A Hidden Markov Model-Based Speech Recognition System Using Baum-Welch, Forward-Backward and Viterbi Algorithms
Benjamin Kommey, Ernest O. Addo, Elvis Tamakloe | Pages: 509-536 |

Abstract— Speech is the most complex part or component of human intelligence and for that matter speech signal processing is very important. The variability of speech is very high, and this makes speech recognition difficult. Other factors like dialects, speech duration, context dependency, different speech speed, speaker differentiation, environment and locality all add to the difficulty in speech processing. The absence of distinct boundaries between tones or words causes additional problems. Speech has speaker dependent characteristics, so that no one can reproduce or repeat phrases in the same way as another. Nevertheless, a speech recognition system should be able to model and recognize the same words and phrases absolutely.

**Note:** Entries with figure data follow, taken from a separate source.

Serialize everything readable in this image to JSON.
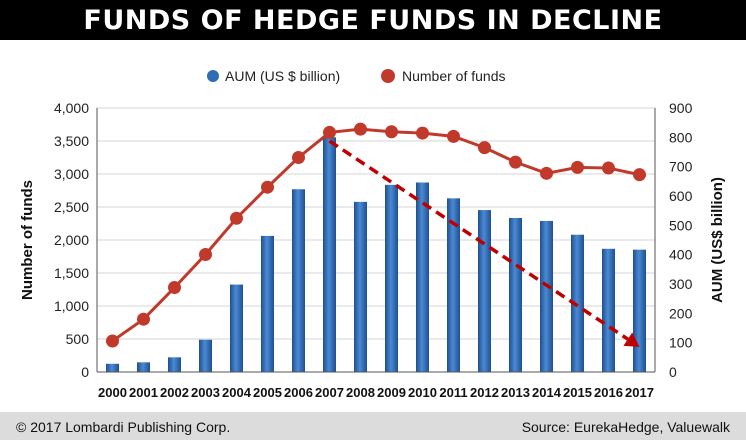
{
  "title": "FUNDS OF HEDGE FUNDS IN DECLINE",
  "footer": {
    "copyright": "© 2017 Lombardi Publishing Corp.",
    "source": "Source: EurekaHedge, Valuewalk"
  },
  "colors": {
    "bar": "#2e6db5",
    "line": "#c0392b",
    "trend": "#c00000"
  },
  "chart_data": {
    "type": "bar",
    "categories": [
      "2000",
      "2001",
      "2002",
      "2003",
      "2004",
      "2005",
      "2006",
      "2007",
      "2008",
      "2009",
      "2010",
      "2011",
      "2012",
      "2013",
      "2014",
      "2015",
      "2016",
      "2017"
    ],
    "series": [
      {
        "name": "AUM (US $ billion)",
        "type": "bar",
        "axis": "right",
        "values": [
          28,
          33,
          50,
          110,
          298,
          464,
          623,
          800,
          580,
          638,
          646,
          592,
          552,
          525,
          515,
          468,
          420,
          417
        ]
      },
      {
        "name": "Number of funds",
        "type": "line",
        "axis": "left",
        "values": [
          470,
          800,
          1280,
          1780,
          2330,
          2800,
          3250,
          3630,
          3680,
          3640,
          3620,
          3570,
          3400,
          3180,
          3010,
          3100,
          3090,
          2990
        ]
      }
    ],
    "trend_arrow": {
      "from": [
        "2007",
        3500
      ],
      "to": [
        "2017",
        380
      ]
    },
    "ylabel": "Number of funds",
    "ylim": [
      0,
      4000
    ],
    "yticks": [
      "0",
      "500",
      "1,000",
      "1,500",
      "2,000",
      "2,500",
      "3,000",
      "3,500",
      "4,000"
    ],
    "y2label": "AUM (US$ billion)",
    "y2lim": [
      0,
      900
    ],
    "y2ticks": [
      "0",
      "100",
      "200",
      "300",
      "400",
      "500",
      "600",
      "700",
      "800",
      "900"
    ],
    "legend_position": "top",
    "grid": true
  }
}
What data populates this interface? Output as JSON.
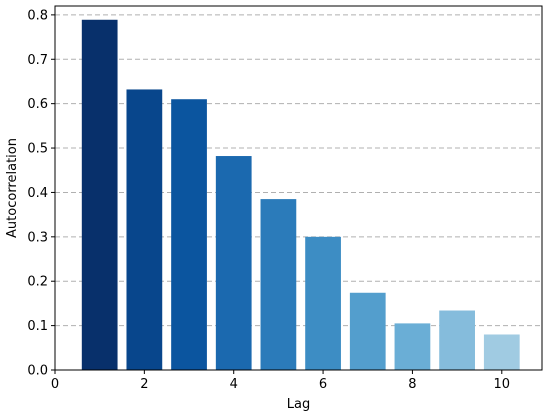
{
  "chart_data": {
    "type": "bar",
    "xlabel": "Lag",
    "ylabel": "Autocorrelation",
    "x": [
      1,
      2,
      3,
      4,
      5,
      6,
      7,
      8,
      9,
      10
    ],
    "values": [
      0.789,
      0.632,
      0.61,
      0.482,
      0.385,
      0.3,
      0.174,
      0.105,
      0.134,
      0.08
    ],
    "bar_colors": [
      "#08306b",
      "#08468c",
      "#0b559f",
      "#1b69af",
      "#2b7bba",
      "#3d8dc4",
      "#539ecd",
      "#6aaed6",
      "#85bcdc",
      "#a0cbe2"
    ],
    "xlim": [
      0,
      10.9
    ],
    "ylim": [
      0,
      0.82
    ],
    "xticks": [
      "0",
      "2",
      "4",
      "6",
      "8",
      "10"
    ],
    "yticks": [
      "0.0",
      "0.1",
      "0.2",
      "0.3",
      "0.4",
      "0.5",
      "0.6",
      "0.7",
      "0.8"
    ],
    "grid": "horizontal-dashed"
  }
}
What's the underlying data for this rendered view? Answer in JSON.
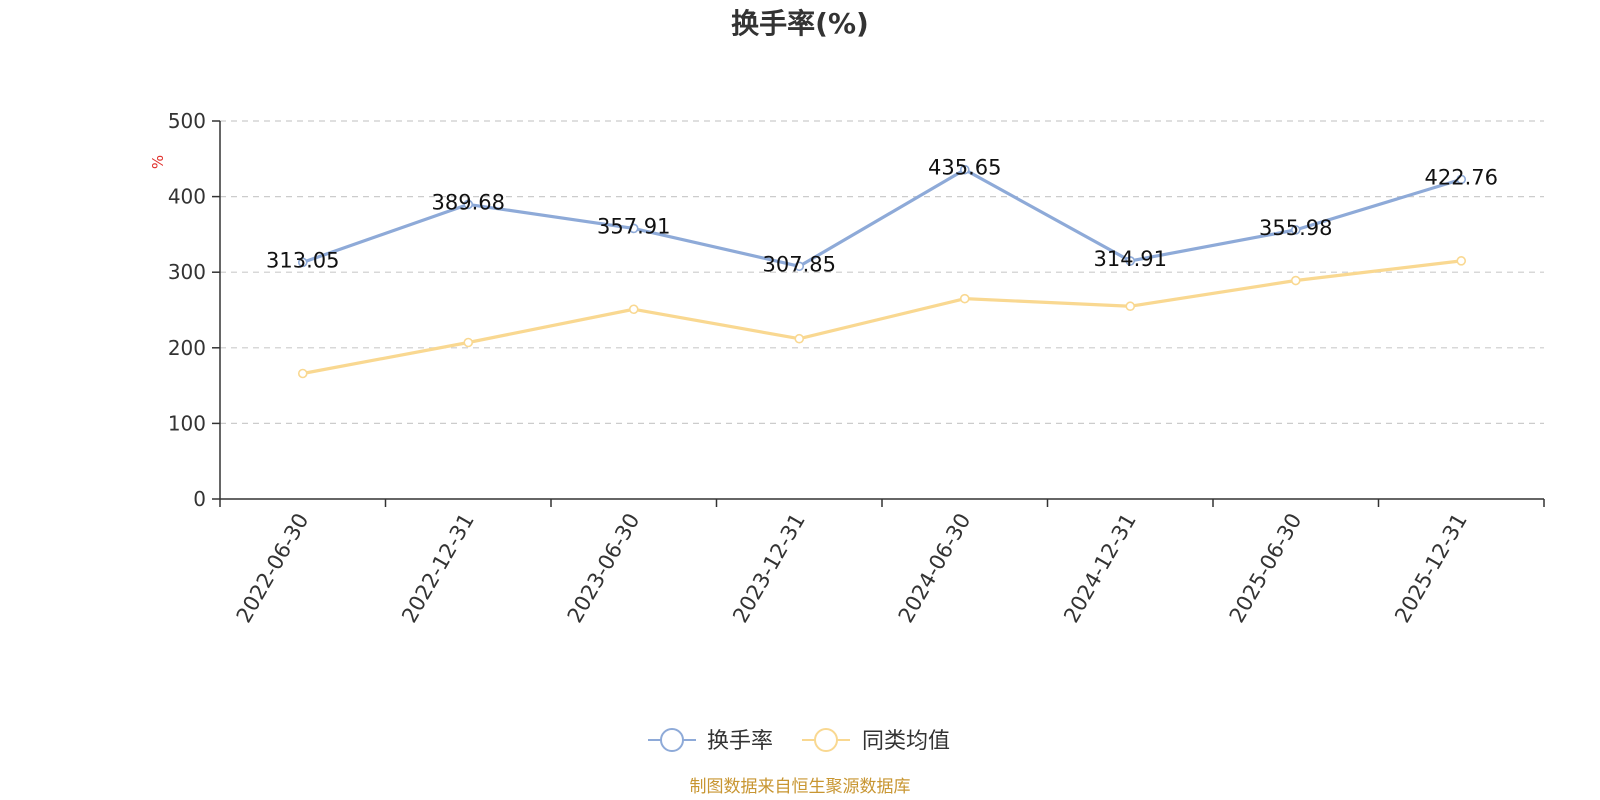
{
  "chart_data": {
    "type": "line",
    "title": "换手率(%)",
    "ylabel": "%",
    "ylim": [
      0,
      500
    ],
    "yticks": [
      0,
      100,
      200,
      300,
      400,
      500
    ],
    "grid": true,
    "categories": [
      "2022-06-30",
      "2022-12-31",
      "2023-06-30",
      "2023-12-31",
      "2024-06-30",
      "2024-12-31",
      "2025-06-30",
      "2025-12-31"
    ],
    "series": [
      {
        "name": "换手率",
        "color": "#8eaad8",
        "values": [
          313.05,
          389.68,
          357.91,
          307.85,
          435.65,
          314.91,
          355.98,
          422.76
        ],
        "labels": [
          "313.05",
          "389.68",
          "357.91",
          "307.85",
          "435.65",
          "314.91",
          "355.98",
          "422.76"
        ],
        "show_labels": true
      },
      {
        "name": "同类均值",
        "color": "#f9d891",
        "values": [
          166,
          207,
          251,
          212,
          265,
          255,
          289,
          315
        ],
        "show_labels": false
      }
    ],
    "legend": [
      "换手率",
      "同类均值"
    ],
    "legend_position": "bottom-center",
    "source": "制图数据来自恒生聚源数据库"
  },
  "colors": {
    "axis": "#333333",
    "grid": "#cccccc",
    "unit": "#e0302c",
    "source": "#c89632"
  }
}
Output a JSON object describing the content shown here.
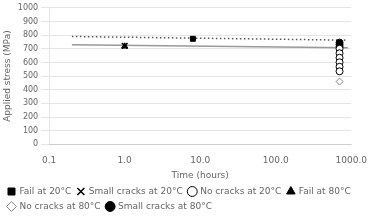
{
  "chart_data": {
    "type": "scatter",
    "xlabel": "Time (hours)",
    "ylabel": "Applied stress (MPa)",
    "log": "x",
    "xlim": [
      0.1,
      1000.0
    ],
    "xticks": [
      0.1,
      {
        "value": 1.0,
        "label": "1.0"
      },
      {
        "value": 10.0,
        "label": "10.0"
      },
      {
        "value": 100.0,
        "label": "100.0"
      },
      {
        "value": 1000.0,
        "label": "1000.0"
      }
    ],
    "ylim": [
      0,
      1000
    ],
    "yticks": [
      0,
      100,
      200,
      300,
      400,
      500,
      600,
      700,
      800,
      900,
      1000
    ],
    "grid": "y",
    "legend": "lower left",
    "series": [
      {
        "type": "line",
        "line_style": "solid",
        "color": "#999999",
        "x": [
          0.2,
          900.0
        ],
        "values": [
          730,
          708
        ]
      },
      {
        "type": "line",
        "line_style": "dotted",
        "color": "#555555",
        "x": [
          0.2,
          900.0
        ],
        "values": [
          790,
          763
        ]
      },
      {
        "name": "Fail at 20°C",
        "type": "scatter",
        "marker": "square",
        "color": "black",
        "x": [
          8.0
        ],
        "values": [
          773
        ]
      },
      {
        "name": "Small cracks at 20°C",
        "type": "scatter",
        "marker": "x",
        "color": "black",
        "x": [
          1.0
        ],
        "values": [
          722
        ]
      },
      {
        "name": "No cracks at 20°C",
        "type": "scatter",
        "marker": "open_circle",
        "color": "black",
        "x": [
          700,
          700,
          700,
          700,
          700,
          700
        ],
        "values": [
          700,
          667,
          634,
          601,
          568,
          535
        ]
      },
      {
        "name": "Fail at 80°C",
        "type": "scatter",
        "marker": "triangle",
        "color": "black",
        "x": [
          1.0
        ],
        "values": [
          718
        ]
      },
      {
        "name": "No cracks at 80°C",
        "type": "scatter",
        "marker": "open_diamond",
        "color": "#888888",
        "x": [
          700
        ],
        "values": [
          460
        ]
      },
      {
        "name": "Small cracks at 80°C",
        "type": "scatter",
        "marker": "circle",
        "color": "black",
        "x": [
          700,
          700,
          700
        ],
        "values": [
          745,
          730,
          714
        ]
      }
    ]
  }
}
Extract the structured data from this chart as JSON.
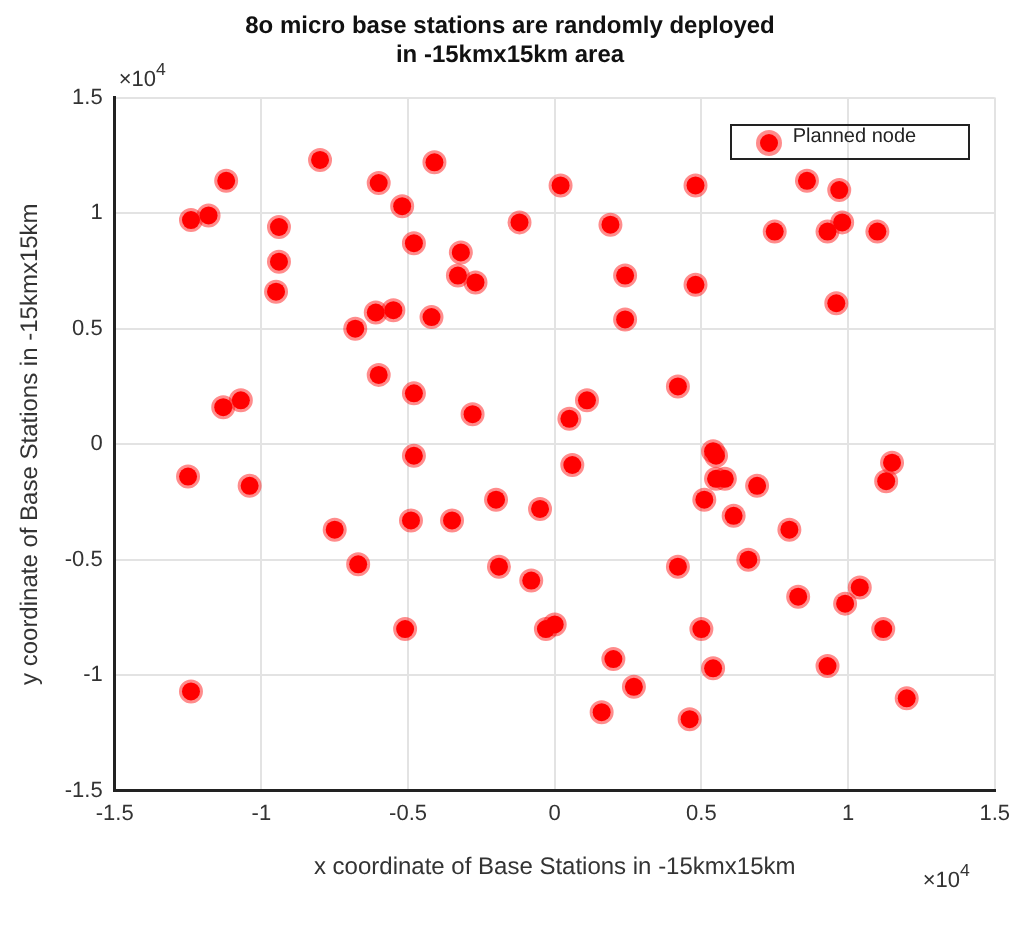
{
  "chart_data": {
    "type": "scatter",
    "title": "8o micro base stations are randomly deployed\nin -15kmx15km area",
    "xlabel": "x coordinate of Base Stations in -15kmx15km",
    "ylabel": "y coordinate of Base Stations in -15kmx15km",
    "annotations": [
      "×10$^{4}$",
      "×10$^{4}$"
    ],
    "xlim": [
      -1.5,
      1.5
    ],
    "xticks": [
      -1.5,
      -1,
      -0.5,
      0,
      0.5,
      1,
      1.5
    ],
    "ylim": [
      -1.5,
      1.5
    ],
    "yticks": [
      -1.5,
      -1,
      -0.5,
      0,
      0.5,
      1,
      1.5
    ],
    "grid": true,
    "legend": "top right",
    "marker": "circle",
    "series": [
      {
        "name": "Planned node",
        "color": "#ff0000",
        "x": [
          -1.24,
          -1.18,
          -1.12,
          -0.94,
          -0.94,
          -0.95,
          -0.8,
          -0.6,
          -0.52,
          -0.41,
          -0.48,
          -0.32,
          -0.33,
          -0.27,
          -0.12,
          0.02,
          -0.68,
          -0.61,
          -0.55,
          -0.42,
          -0.6,
          -0.48,
          -1.13,
          -1.07,
          -0.28,
          0.05,
          0.48,
          0.86,
          0.97,
          0.19,
          0.75,
          0.93,
          0.98,
          1.1,
          0.24,
          0.48,
          0.24,
          0.96,
          0.42,
          0.11,
          -1.25,
          -1.04,
          -0.48,
          -0.75,
          -0.67,
          -0.49,
          -0.35,
          -0.2,
          -0.05,
          -0.19,
          -0.08,
          -0.51,
          -0.03,
          0.0,
          0.06,
          0.54,
          0.55,
          0.55,
          0.58,
          0.51,
          0.69,
          0.61,
          0.8,
          1.15,
          1.13,
          0.42,
          0.66,
          0.83,
          1.04,
          0.99,
          0.5,
          1.12,
          0.2,
          0.54,
          0.93,
          0.27,
          0.16,
          0.46,
          1.2,
          -1.24
        ],
        "values": [
          0.97,
          0.99,
          1.14,
          0.94,
          0.79,
          0.66,
          1.23,
          1.13,
          1.03,
          1.22,
          0.87,
          0.83,
          0.73,
          0.7,
          0.96,
          1.12,
          0.5,
          0.57,
          0.58,
          0.55,
          0.3,
          0.22,
          0.16,
          0.19,
          0.13,
          0.11,
          1.12,
          1.14,
          1.1,
          0.95,
          0.92,
          0.92,
          0.96,
          0.92,
          0.73,
          0.69,
          0.54,
          0.61,
          0.25,
          0.19,
          -0.14,
          -0.18,
          -0.05,
          -0.37,
          -0.52,
          -0.33,
          -0.33,
          -0.24,
          -0.28,
          -0.53,
          -0.59,
          -0.8,
          -0.8,
          -0.78,
          -0.09,
          -0.03,
          -0.05,
          -0.15,
          -0.15,
          -0.24,
          -0.18,
          -0.31,
          -0.37,
          -0.08,
          -0.16,
          -0.53,
          -0.5,
          -0.66,
          -0.62,
          -0.69,
          -0.8,
          -0.8,
          -0.93,
          -0.97,
          -0.96,
          -1.05,
          -1.16,
          -1.19,
          -1.1,
          -1.07
        ]
      }
    ]
  }
}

Digital signal processors (DSP) are often used in speech signal processing systems to control these complexities. This paper presents a Hidden Markov Model (HMM) based speech signal modulation through the application of the Baum-Welch, Forward-Backward and Viterbi algorithms. The system was implemented using a 16-bit floating point DSP (TMS320C6701) from Texas instruments and the vocabulary was trained using the Microsoft Hidden Markov Model Toolkit (HTK). The proposed system achieved about 79% correct word recognition which represents approximately 11,804 correct words recognized out of a total of 14960 words provided. This result indicates that the proposed model accuracy and speaker independent system has a very good evaluation score, and thus can be used to aid dictation for speech impaired persons and applications in real time with a 10 ms data exchange rate.



DOI: http://doi.org/10.5455/jjee.204-1675950756